Угуллин всем наливал по полной чашке, гости выпили до дна и заторопились по домам. Константин поехал на конный двор. Распряг лошадей, поставил их на место. Зашел в домик конюхов, и тут его хорошее настроение сразу испортилось. Возле горячей печки сидела Чегесь. Волосы у нее были нечесаны, неряшливо торчали во все стороны, щеки ввалились, но губы были ярко накрашены. Несло от нее табаком. «Противная, как ворона. Как есть ворона со скотского кладбища», — подумал про себя Угуллин.

И правда, Чегесь очень была похожа на голодную ворону.

— На цигарку дай уж, жалко, что ли? — вымученно улыбаясь, клянчила она у Семьюна Мирски.

— Больше не проси. — Семьюн положил щепотку самосада на грязную ладонь Чегесь. — Нечего побираться. Ишь ты, навертываешь с черенок деревянной ложки.

— Дай на вторую цигарку, куплю — угощу, — протянула другую руку Чегесь.

Мирски не дал, свернул кисет и спрятал в карман.

— Возьми хоть пол вымой. Вон таз, тряпка.

— Я сюда уборщицей не нанималась. Согласилась караульщицей. И не распоряжайся, я тебе не жена.

Старик ушел, гулко хлопнув дверью. Чегесь хрипло расхохоталась, закашлялась. Сплюнула на пол, потянулась. «Придет весна, уеду в город. Зиму здесь помаюсь. Эх, дома топить нечем», — подумала она, растянулась на широкой скамье, заложила руки за голову. Сказала вслух обиженно:

— Будто я вся атрофированная. Никто на меня и не посмотрит… Наврал мне Мешков. Хвастал, что Шихранов на свое место вступит, житуха будет… Разве теперь его примут? Фигу его примут, теперь не то…

В сенях послышались шаги. Чегесь торопливо накинула на себя потертое пальтишко, повязалась старым шерстяным платком и вышла во двор. Больше всего она боялась старшего конюха Кирки Элексея.

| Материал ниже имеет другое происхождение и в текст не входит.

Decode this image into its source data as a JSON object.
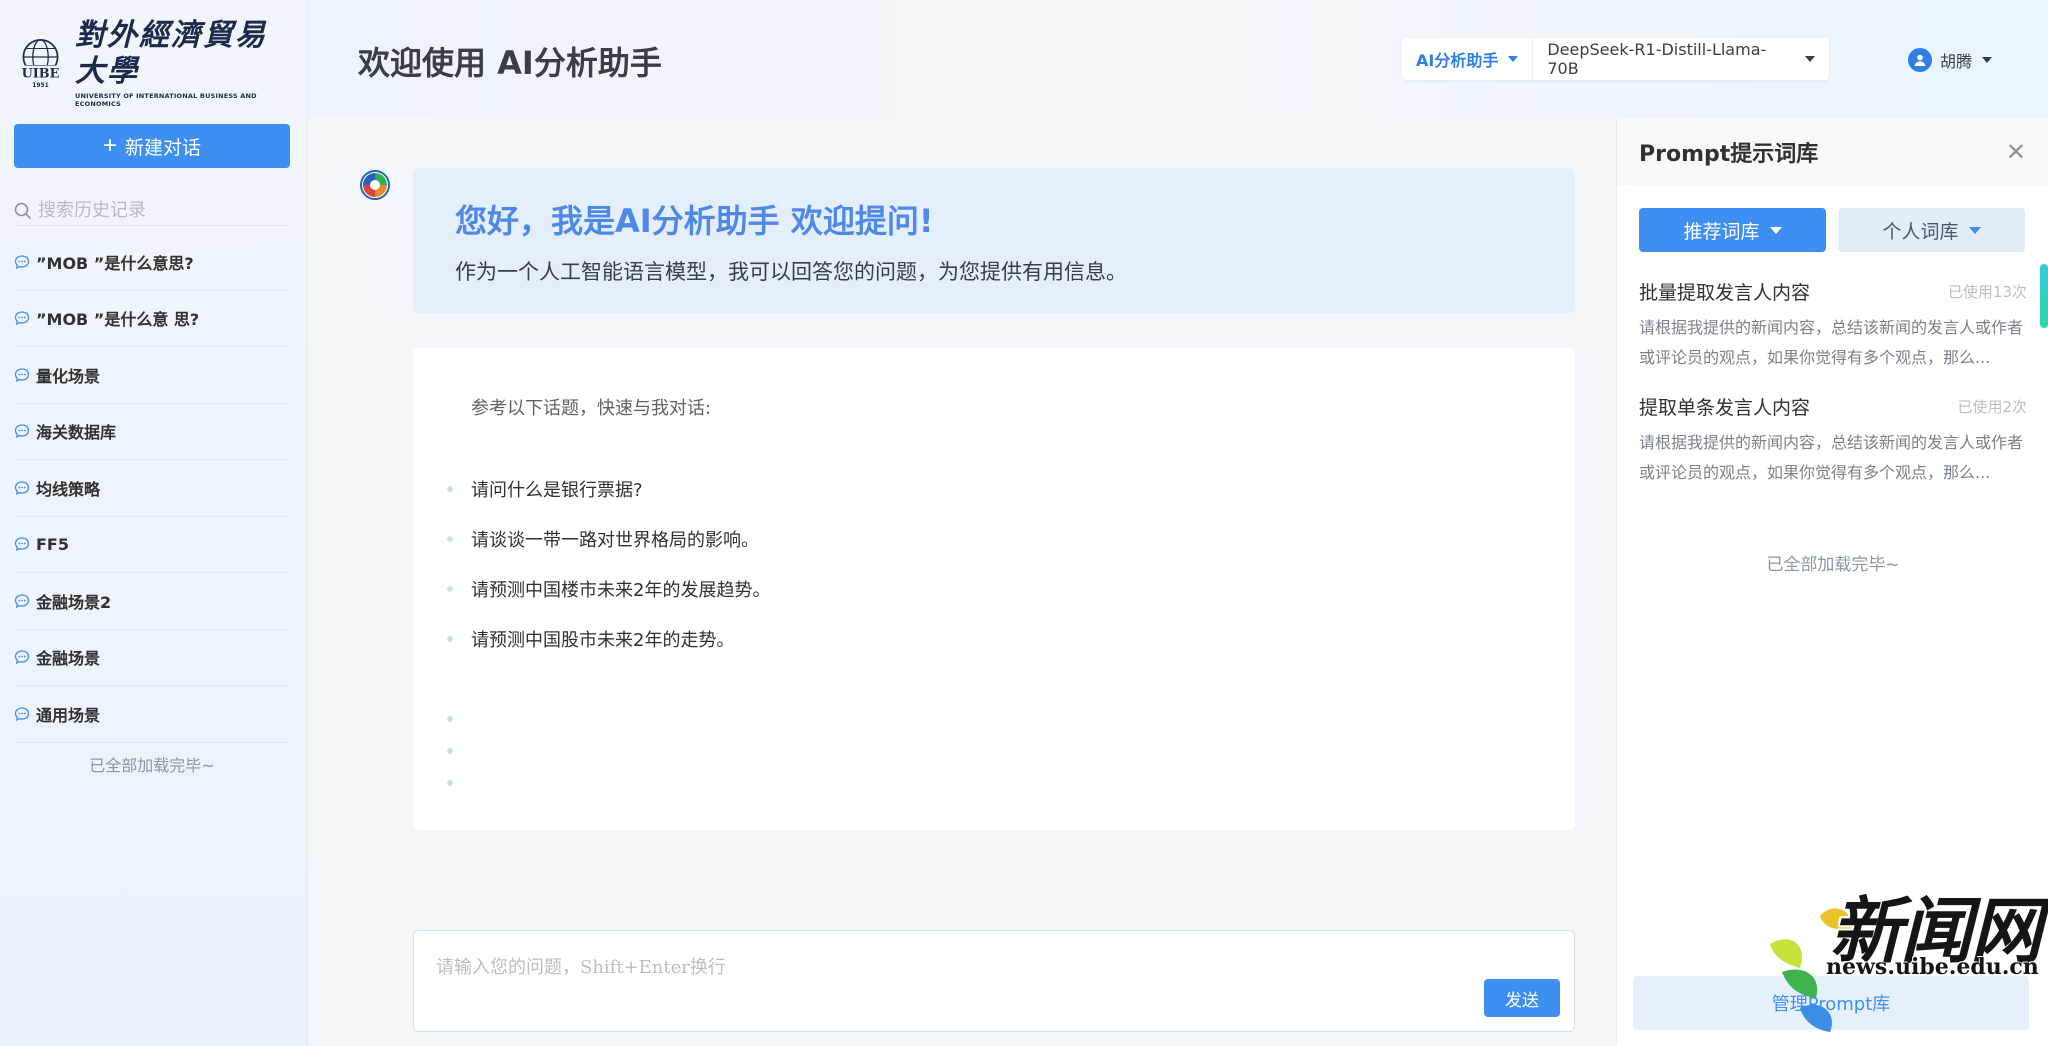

Но старший конюх уже второй день был в Буинске. Поехал вместе с другими возчиками за мукой на механическую мельницу, куда еще за неделю перед тем отвезли на размол зерно. Чтобы ускорить дело, попросили поехать Ванюша. Оказалось, другим колхозам разрешили смолоть, а «Знамени коммунизма» отказывали под тем предлогом, будто зерно сырое. Он решил пойти к директору.

В приемной толпился народ. Ванюш протолкался к дверям кабинета, прочитал золотом написанные слова: «Директор мехмельницы». Этикетка была совершенно новая.

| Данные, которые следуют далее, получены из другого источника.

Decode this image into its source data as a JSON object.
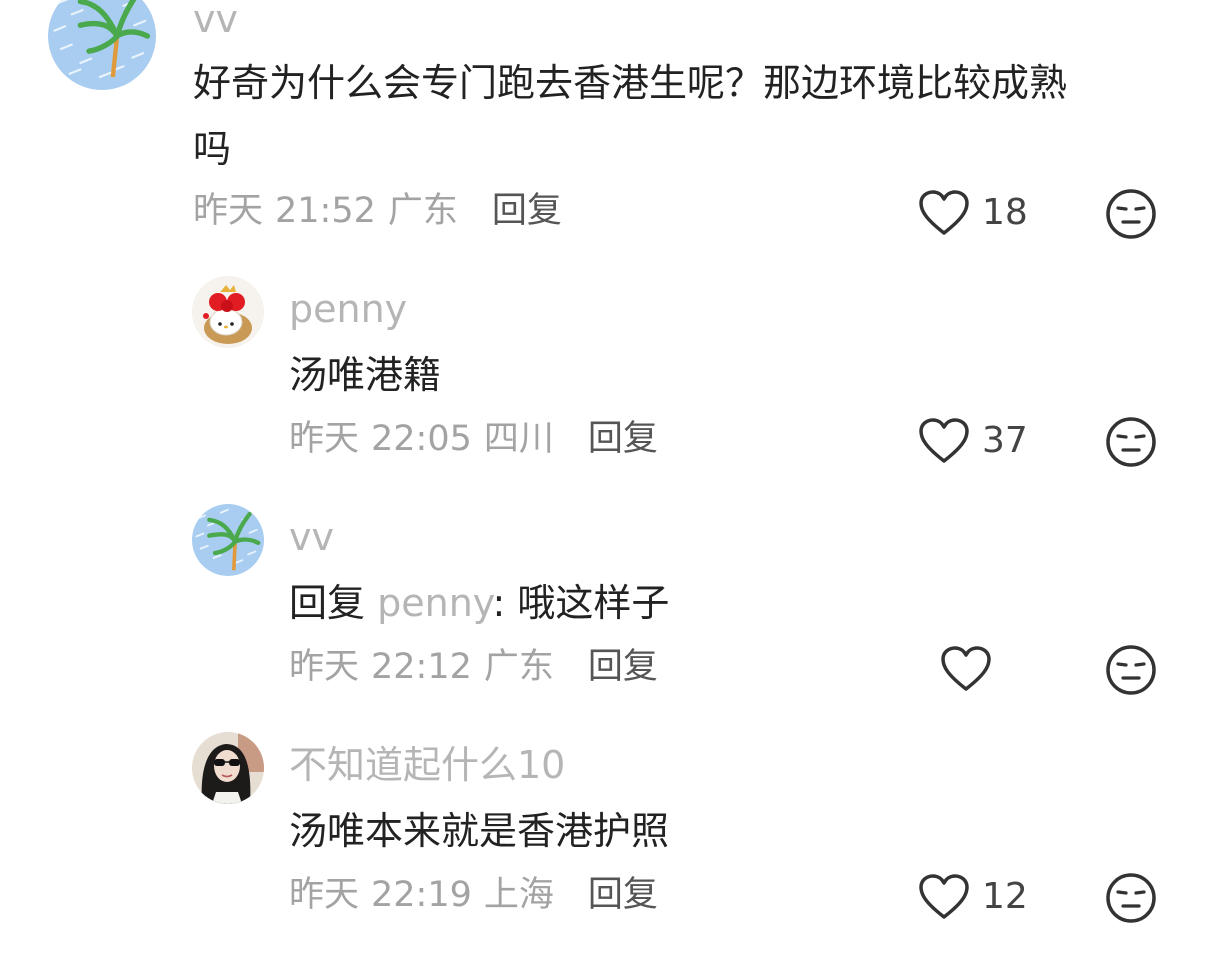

Ерусланов постучал раз — не ответили, два, три раза, рассердился, вошел в кабинет без разрешения. Мебель там была вся новая, на полу постлан ковер. Устанавливали новый телефонный аппарат.

— Здравствуйте. — Ванюш удивленно замер, увидев перед собой за столом Митина. — Мне директора…

— Я теперь директор.

— Разве?.. Как это… — не сразу понял Ванюш.

— Очень просто. Старые кадры на покой отправляются или на работу поменьше. Торжествуйте. Вы этого хотели, — сказал Митин зло.

— Торжествовать нечего. Вот никак не можем смолоть зерно на посыпку.

— У вас зерно зараженное, мне докладывали…

— Неправда!

— Вы не дерзите, молодой человек. Обращайтесь к моему помощнику. Я еще не в курсе всех дел.

Ванюш разыскал помощника Митина. Но тот отказался решать что-либо без директора.

— Он сознательно задерживает наш колхоз. — Ванюш круто повернулся, вышел. Рассказал все мужикам.

— Как ему не стыдно! — возмутились возчики. — Мы за него голосовали в райсовет, а он же нам палки в колеса…

Посоветовавшись, решили звонить в район. Салмин второй день был там, его срочно вызвали на пленум. Ванюш позвонил. Ему сказали, что Салмин у себя в МТС. Ванюш ничего не понял: «Как это у себя в МТС?»

Он позвонил в МТС. Трубку сразу взял Салмин.

— Ефрем Васильевич, тут на мельнице директором, оказывается, Митин. Он, конечно, задерживает. Как быть? Мы просим хлеб на анализ взять — не берут. Когда вы приедете?

Салмин ответил, что приедет на два-три дня, а потом уедет… навсегда.

— Как? — изумился Ванюш.

Салмин рассказал, что состоялся пленум райкома и его избрали секретарем по зоне МТС.

— А как же колхоз наш, без председателя? Кого же пришлют нам опять? — с тревогой спросил Ванюш.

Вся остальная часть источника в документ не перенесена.